Z follows the return to an unnamed country of a political leader known only as the Deputy (Yves Montand). As his entourage arranges for him to address his supporters on the topic of peace and freedom, an opposing mob gathers and threatens to kill him. One man clubs the Deputy in the head, sending him into a coma, and sending a range of authorities into action. The doctors analyze his still-living brain; the Magistrate examines the case; the rulers obfuscate; and the crowds riot. Once the Deputy is dead, his supporters insist that he and his cause still live. “Ζει”, they cry, speaking the only Greek word in the movie.
Z was filmed in Algeria and acted in French, with Irene Pappas as the Deputy’s wife standing out as the lone and noticeably Greek figure among the cast. (Pappas’s ethnicity is hard to mistake: she has the dark eyebrows and hair and the long straight nose of a classical statue. When she played Clytemnestra in Michael Kakoyannis’ 1977 film Iphigenia, it was like looking at the ancient queen come to life.) Z could never have been made in Greece. Two years into what would be the seven-year rule of a military junta, Costa-Gavras’ overt criticism of the police state would have been extremely dangerous.
Besides that one word cried out by the Deputy’s supporters, the only signs that the film is a thinly veiled reference to the junta are clever glances at Greek lettering here and there. Pappas holds a copy of Τα Νεα (Ta Nea—The News), the left-leaning newspaper. Medals shown in the beginning of the film are from Greek campaigns.
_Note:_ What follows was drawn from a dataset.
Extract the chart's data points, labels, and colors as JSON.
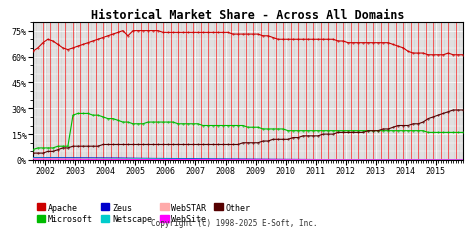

And, most appropriately, a close-up of a reporter’s Selectric typewriter ball shows Greek characters, with the Z popping up front and center. But everything else, from the dark-glasses-wearing leader of the police state, to the murkiness of due process, to the reaction of the mob, rings utterly and explicitly true of Greece.
I saw Z in mid-December, and applauded Boston’s Museum of Fine Arts for picking that moment to screen a film about Greece’s struggle between anarchy, independence, and authoritarian rule. Z is full of scenes of police standing by while mobs threaten to take over, and then entering the fray too late and too forcefully. How prescient of the MFA to synchronize Costa-Gavras’ film with riots going on in Athens and other major Greek cities during most of December 2009. Or was it?
The sad truth is that riots in Greece—between a mob that rejects the very notion of authority and a policing force that doesn’t know how to assert authority without oppressing—these riots have become an unremarkable occurrence in Greek life. The MFA’s scheduling was pure luck; they could screen Z any day of the year and it would be timely. Costa-Gavras’ film has had a much longer life than perhaps he could have hoped for—and for, sadly, all the wrong reasons.